One thing is to try to determine what Israel’s red lines are and stay behind them. If possession of a deliverable weapon is a red line, then don’t possess one. Just make sure there is enough enriched uranium or plutonium available, and that all the associated technologies are far enough along so that a bomb could be put together quickly. Keep up the missile development.
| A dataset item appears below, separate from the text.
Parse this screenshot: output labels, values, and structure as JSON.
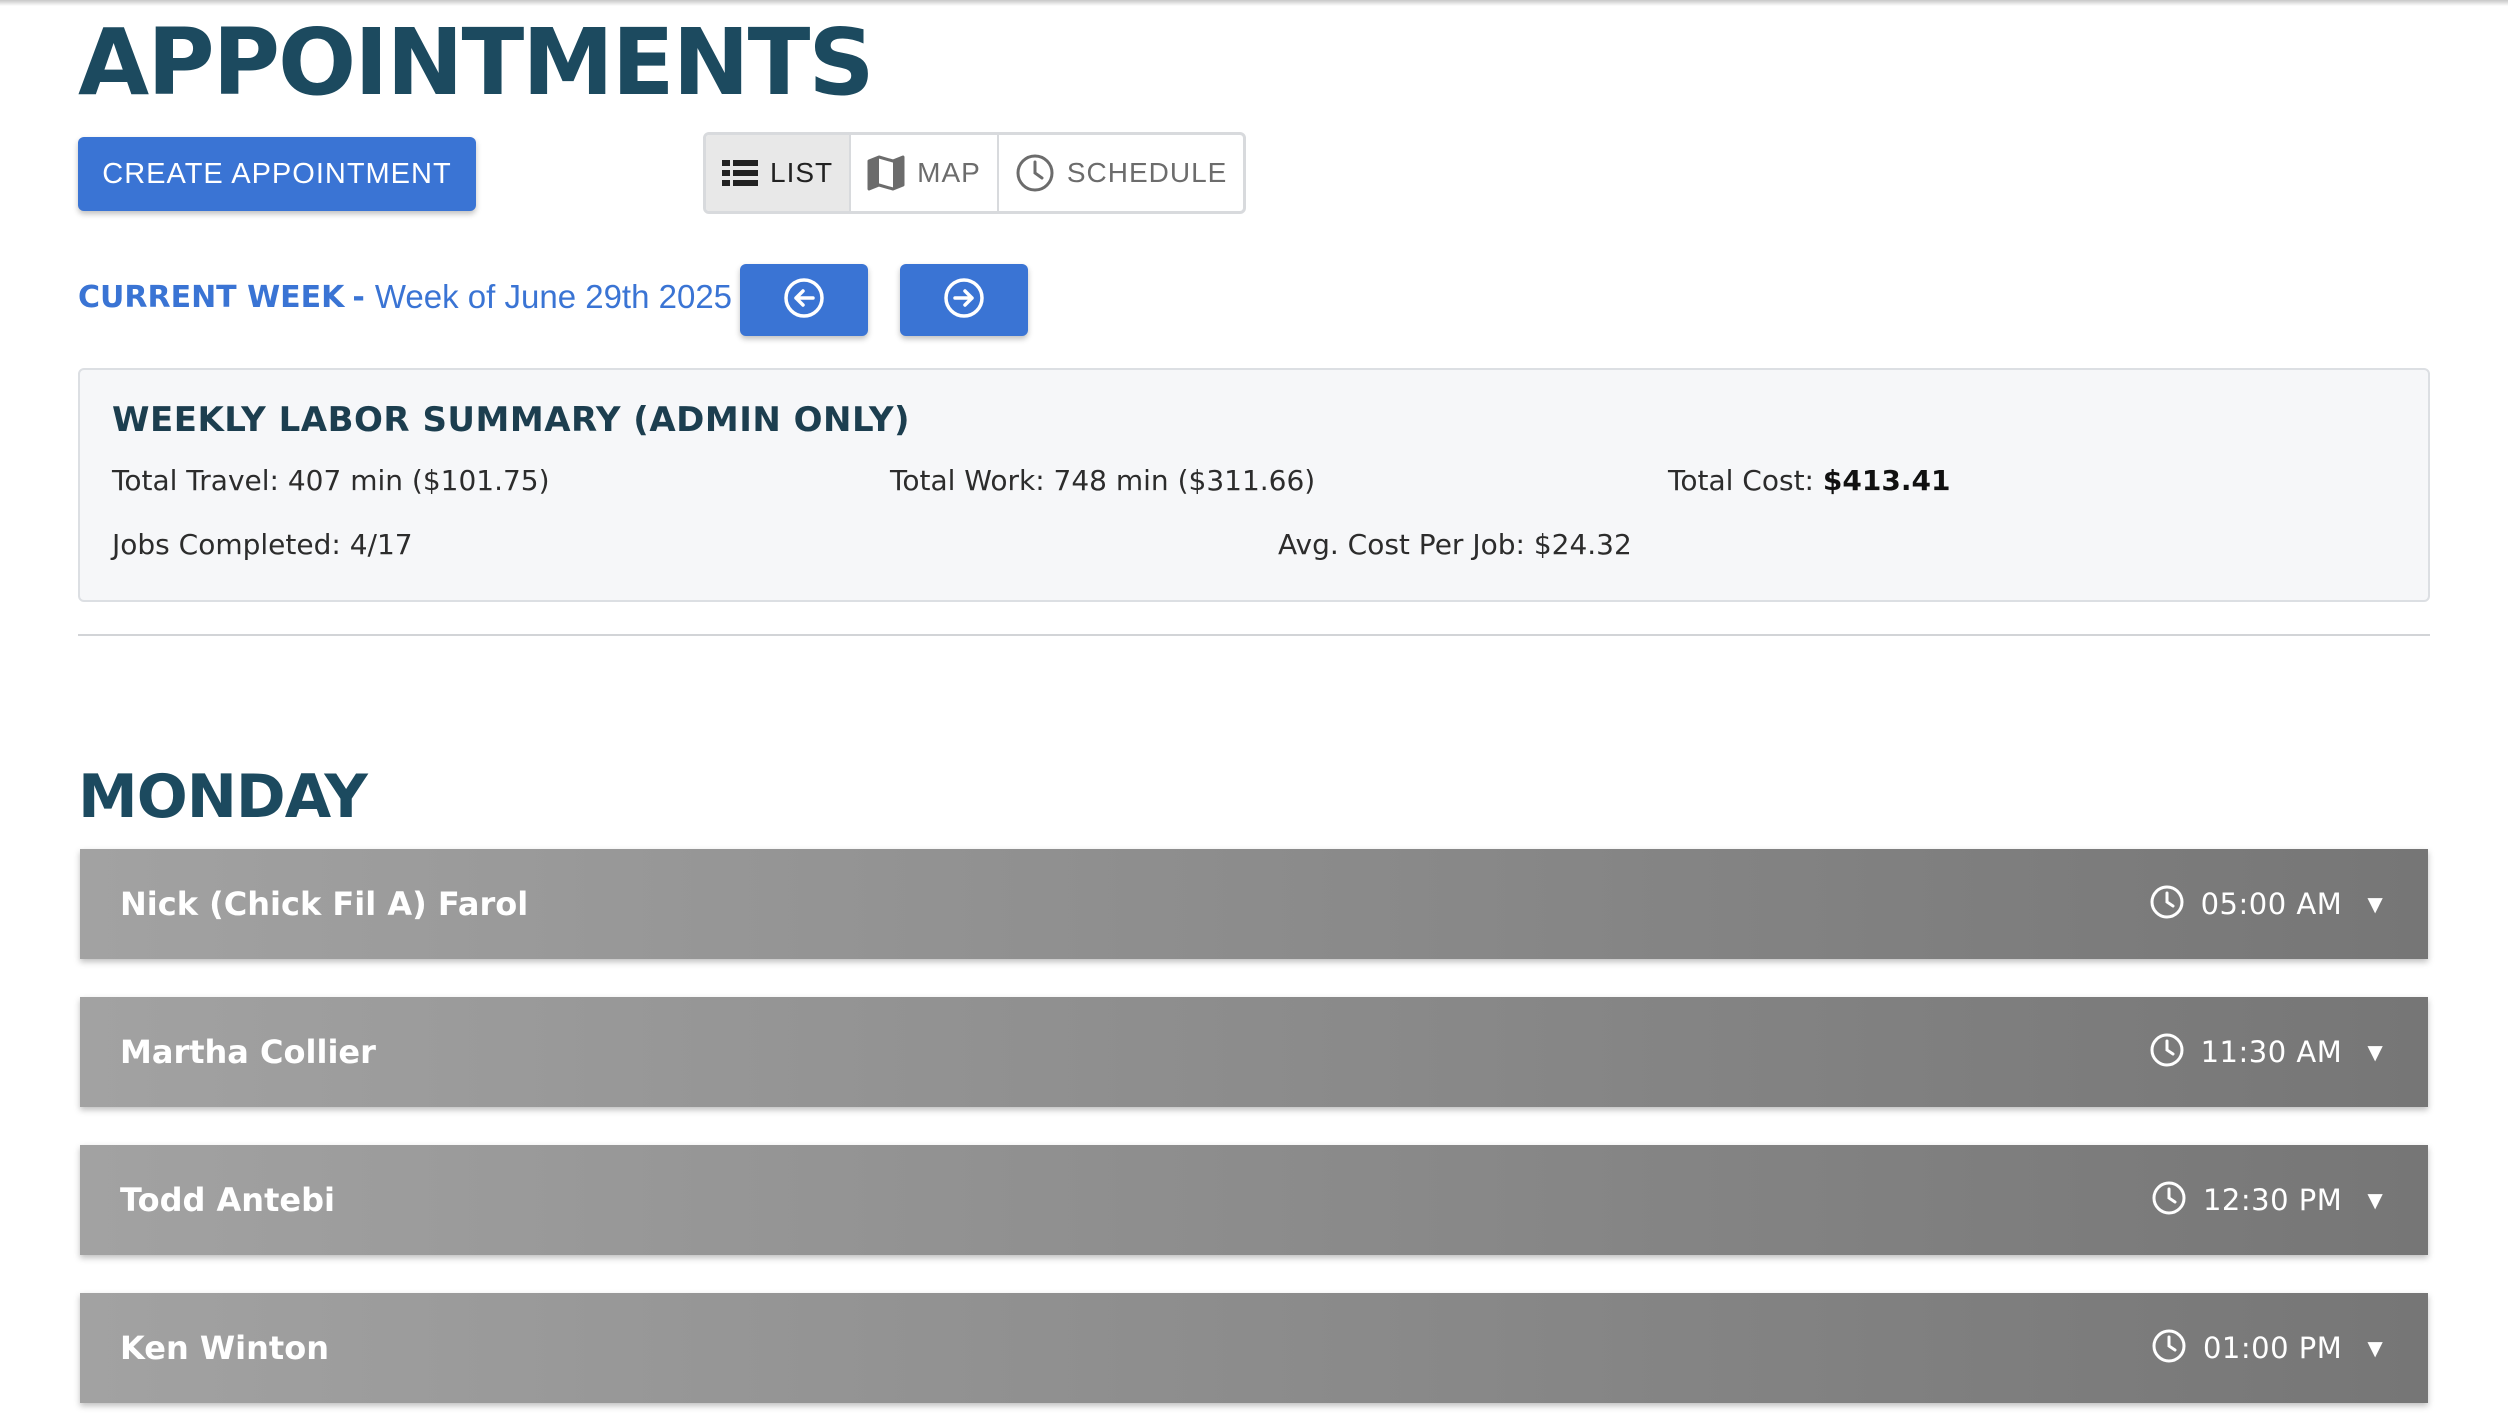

Another thing is to temporize. Keep promising to talk to the Americans, and when it’s not enough to just promise, then talk. And talk. As long as this is going on the Americans will be motivated to restrain Israel (they are pretty well motivated in this direction already).

Finally, keep up the pressure on Israel from Hamas, from Hezbollah, from Syria.

And what should Israel do?

Do not be diverted. Continue to develop a plan to attack the Iranian installations if it becomes necessary. Assume that the US will be hostile to the idea, so an attack will need to reach a point of no return before the US finds out about it. This is one of numerous tough problems, like refueling, penetrating underground bunkers, target intelligence, forestalling retaliation from Iran, Hezbollah, Syria, etc.

Iran will know that these preparations are ongoing. That might deter them from actually assembling a weapon, although parallel development will occur.

Talk about carrying heavy responsibilities! How would you like to be Israel’s PM, Defense Minister or Chief of Staff? I wouldn’t.